Antwort: Die Agrargemeinschaft Altenstadt vertritt den Standpunkt, dass bei der Eingemeindung der Ortsteile die gegenständlichen Grundstücke als „Sondervermögen“ der Fraktion Altenstadt übertragen wurden und daher nie Gemeindegut der Stadt Feldkirch waren. In weiterer Folge sei durch die ordentliche Hauptteilung im Jahr 1960 die heutige Situation rechtskonform herbeigeführt worden. Robert Ess, Obmann der rund 1300 Mitglieder zählenden Agrargemeinschaft, zeigte sich stets kämpferisch. Mehrfach sprach er von einer „Enteignung“, gegen die er sich mit aller Kraft wehren werde. Auch die Agrargemeinschaft Altenstadt kann sich auf ein Gutachten stützen. Verfasst hat es der emeritierte Universitätsprofessor Karl Weber. Der Jurist war Mitglied der Expertenkommission in der Corona-Causa in Ischgl und hat unter anderem auch schon für die Agrargemeinschaft Bürs, auf deren Grund sich der Zimbapark befindet, ein Rechtsgutachten in Agrarfragen erstellt.

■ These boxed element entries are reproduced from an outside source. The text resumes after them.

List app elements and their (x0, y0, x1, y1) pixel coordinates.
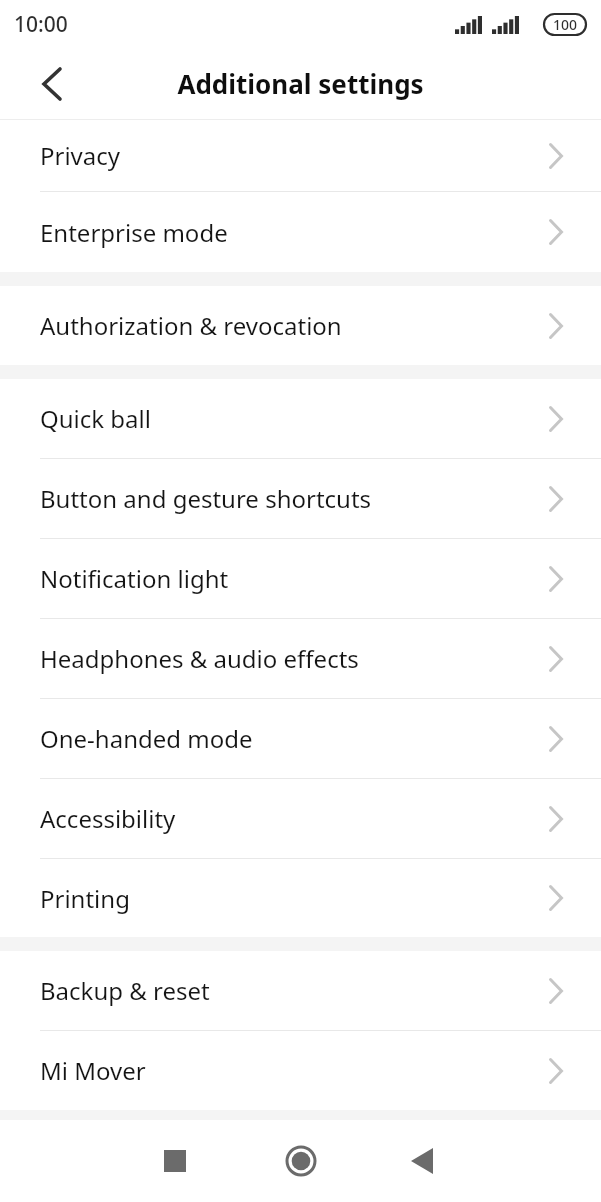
staticText: Notification light (40, 562, 549, 595)
staticText: 10:00 (14, 10, 68, 39)
staticText: Printing (40, 882, 549, 915)
button[interactable]: Privacy (0, 120, 601, 191)
staticText: Authorization & revocation (40, 309, 549, 342)
button[interactable]: Printing (0, 859, 601, 937)
button[interactable]: One-handed mode (0, 699, 601, 778)
staticText: Headphones & audio effects (40, 642, 549, 675)
staticText: Quick ball (40, 402, 549, 435)
button[interactable]: Headphones & audio effects (0, 619, 601, 698)
button[interactable]: Back (394, 1133, 450, 1189)
button[interactable]: Authorization & revocation (0, 286, 601, 365)
button[interactable]: Button and gesture shortcuts (0, 459, 601, 538)
staticText: One-handed mode (40, 722, 549, 755)
button[interactable]: Quick ball (0, 379, 601, 458)
staticText: Additional settings (177, 66, 424, 101)
staticText: Privacy (40, 139, 549, 172)
staticText: Backup & reset (40, 974, 549, 1007)
staticText: 100 (553, 15, 578, 34)
button[interactable]: Mi Mover (0, 1031, 601, 1110)
button[interactable]: Notification light (0, 539, 601, 618)
button[interactable]: Recents (147, 1133, 203, 1189)
staticText: Accessibility (40, 802, 549, 835)
staticText: Enterprise mode (40, 216, 549, 249)
staticText: Button and gesture shortcuts (40, 482, 549, 515)
button[interactable]: Backup & reset (0, 951, 601, 1030)
staticText: Mi Mover (40, 1054, 549, 1087)
button[interactable]: Back (24, 56, 80, 112)
button[interactable]: Home (273, 1133, 329, 1189)
button[interactable]: Accessibility (0, 779, 601, 858)
button[interactable]: Enterprise mode (0, 192, 601, 272)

6. Hat die Stadt Feldkirch Aussicht auf Erfolg?
Antwort: Für den Verfassungs- und Verwaltungsjuristen Peter Bußjäger sind die Argumente der Stadt Feldkirch „gut abgesichert“. Er räumt dem Antrag „gewisse Erfolgsaussichten“ ein. Weniger überzeugt hat den Juristen hingegen der Standpunkt der Agrargemeinschaft Altenstadt.
Hintergrund
Die Frage, ob Kommunen ein Anteil an den Erlösen der nicht nur mehr forstwirtschaftlich tätigen Agrargemeinschaften zusteht, ist eine ebenso hochkomplexe wie konfliktgeladene Angelegenheit. Wie explosiv das Thema ist, zeigte sich – im wahrsten Sinne des Wortes – bei den Nachbarn in Tirol. Im Jahr 2011 ging im Landtagsbüro der Liste Fritz eine Briefbombenattrappe ein. Das Schreiben trug den Absender „Agrar Tirol“ und ein Hakenkreuz. Adressiert war das Paket an den damaligen Landtagsabgeordneten Andreas Brugger, der als Anwalt mehrere Tiroler Gemeinden in gerichtlichen Auseinandersetzungen gegen Agrargemeinschaften vertreten hatte.
Im Fall der Gemeinde Mieders endete ein Rechtsstreit im Jahr 2008 mit einer richtungsweisenden Erkenntnis. Der Verfassungsgerichtshof stellte damals fest, dass die Gemeinden und nicht die Agrargemeinschaften über das Gemeindegut verfügungsberechtigt sind. Soll heißen: Alle Substanzerlöse und Einnahmen aus Verpachtungen, Grund, Holz- oder Schotterverkäufen stehen den Kommunen, also der Allgemeinheit zu.
Während Tirol das entsprechende Gesetz reparierte, blieb in Vorarlberg alles beim Alten. Betroffene Gemeinden – laut den Ergebnissen einer Kommission gibt es davon mehr als ein Dutzend – waren und sind hierzulande auf sich selbst gestellt. In einigen Kommunen wie etwa in Nenzing wurden Kompromisse geschlossen. Einzelne Bürgermeister forderten eine landesweite Lösung, doch die Rufe verhallten im Nichts.